ParAccel

Analysis of columnar data warehouse DBMS vendor ParAccel. Related subjects include:

June 23, 2009

ParAccel pricing

As I noted in connection with ParAccel’s recent TPC-H filing, I think the whole exercise is basically an expensive joke. But one slightly useful spin-off is that ParAccel disclosed pricing.  Specifically, ParAccel’s stated price in the disclosure document is:

Last year ParAccel quoted prices of $100,000/TB or $50,000/server.  The latter figure would seem to have led to lower numbers on the benchmark configuration, so perhaps it’s no longer an option on ParAccel’s price list.

June 22, 2009

The TPC-H benchmark is a blight upon the industry

ParAccel has released a 30,000-gigabtye TPC-H benchmark, and no less a sage than Merv Adrian paid attention. Now, the TPCs may have had some use in the 1990s. Indeed, Merv was my analyst relations contact for a visit to my clients at Sybase around the time — 1996 or so — I was advising Sybase on how to market against its poor benchmark results.  But TPCs are worthless today.

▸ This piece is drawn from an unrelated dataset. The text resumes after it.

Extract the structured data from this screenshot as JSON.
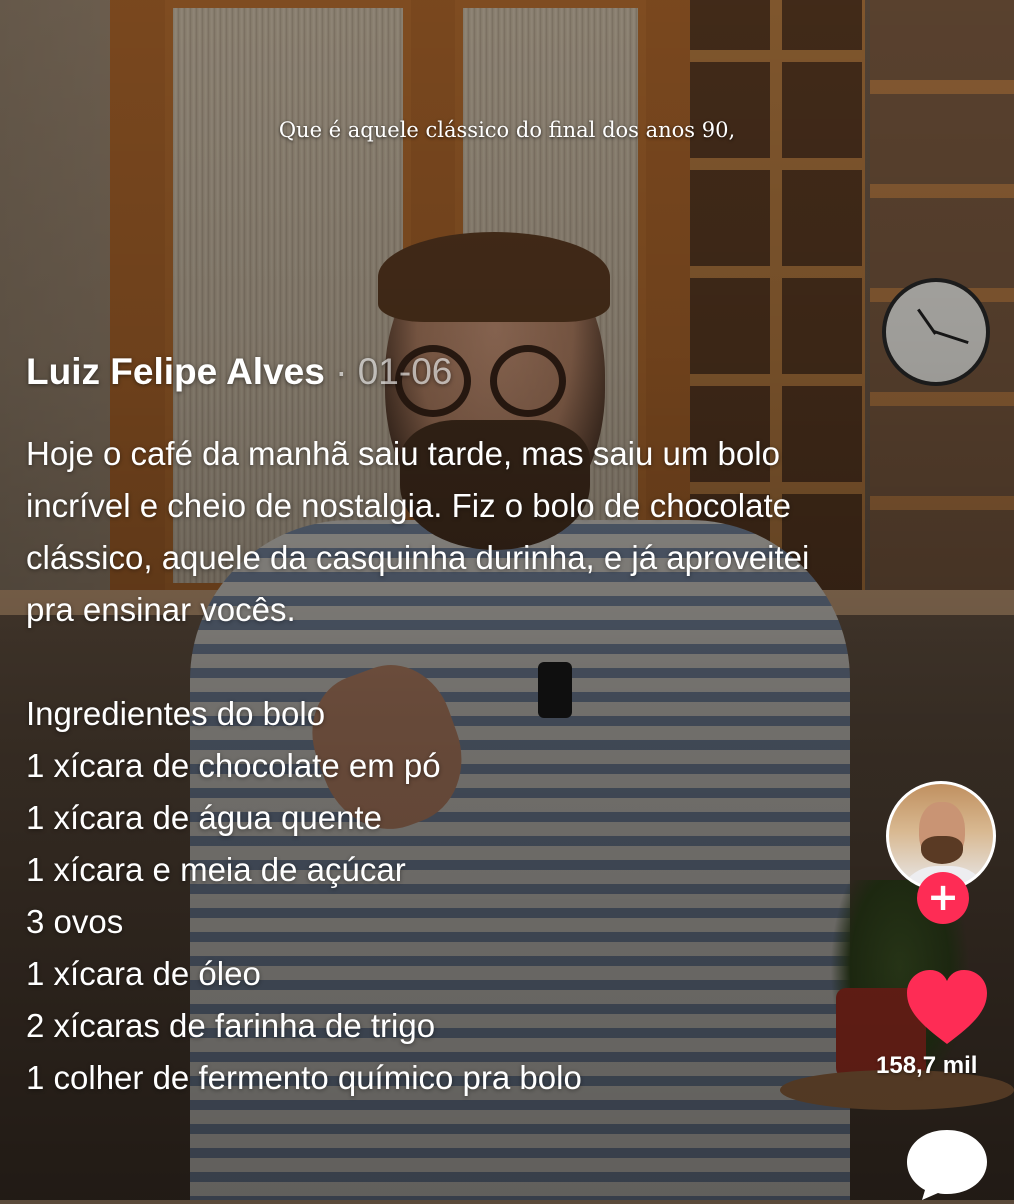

It’s not just that TPCs are highly tuned (ParAccel’s claim of “load-and-go” is laughable Edit: Looking at Appendix A of the full disclosure report, maybe it’s more justified than I thought.). It’s also not just that different analytic database management products perform very differently on different workloads, making the TPC-H not much of an indicator of anything real-life.  The biggest problem is: Most TPC benchmarks are run on absurdly unrealistic hardware configurations.

For example, if you look at some details, the ParAccel 30-terabyte benchmark ran on 43 nodes, each with 64 gigabytes of RAM and 24 terabytes of disk. That’s 961,124.9 gigabytes of disk, officially, for a 32:1 disk/data ratio. By way of contrast, real-life analytic DBMS with good compression often have disk/data ratios of well under 1:1.

Meanwhile, the RAM:data ratio is around 1:11  It’s clear that ParAccel’s early TPC-H benchmarks ran entirely in RAM; indeed, ParAccel even admits that.  And so I conjecture that ParAccel’s latest TPC-H benchmark ran (almost) entirely in RAM as well. Once again, this would illustrate that the TPC-H is irrelevant to judging an analytic DBMS’ real world performance.

More generally — I would not advise anybody to consider ParAccel’s product, for any use, except after a proof-of-concept in which ParAccel was not given the time and opportunity to perform extensive off-site tuning. I tend to feel that way about all analytic DBMS, but it’s a particular concern in the case of ParAccel.

April 22, 2009

DBMS transparency layers never seem to sell well

A DBMS transparency layer, roughly speaking, is software that makes things that are written for one brand of database management system run unaltered on another.* These never seem to sell well. ANTs has failed in a couple of product strategies. EnterpriseDB’s Oracle compatibility only seems to have netted it a few sales, and only a small fraction of its total business. ParAccel’s and Dataupia’s transparency strategies have produced even less.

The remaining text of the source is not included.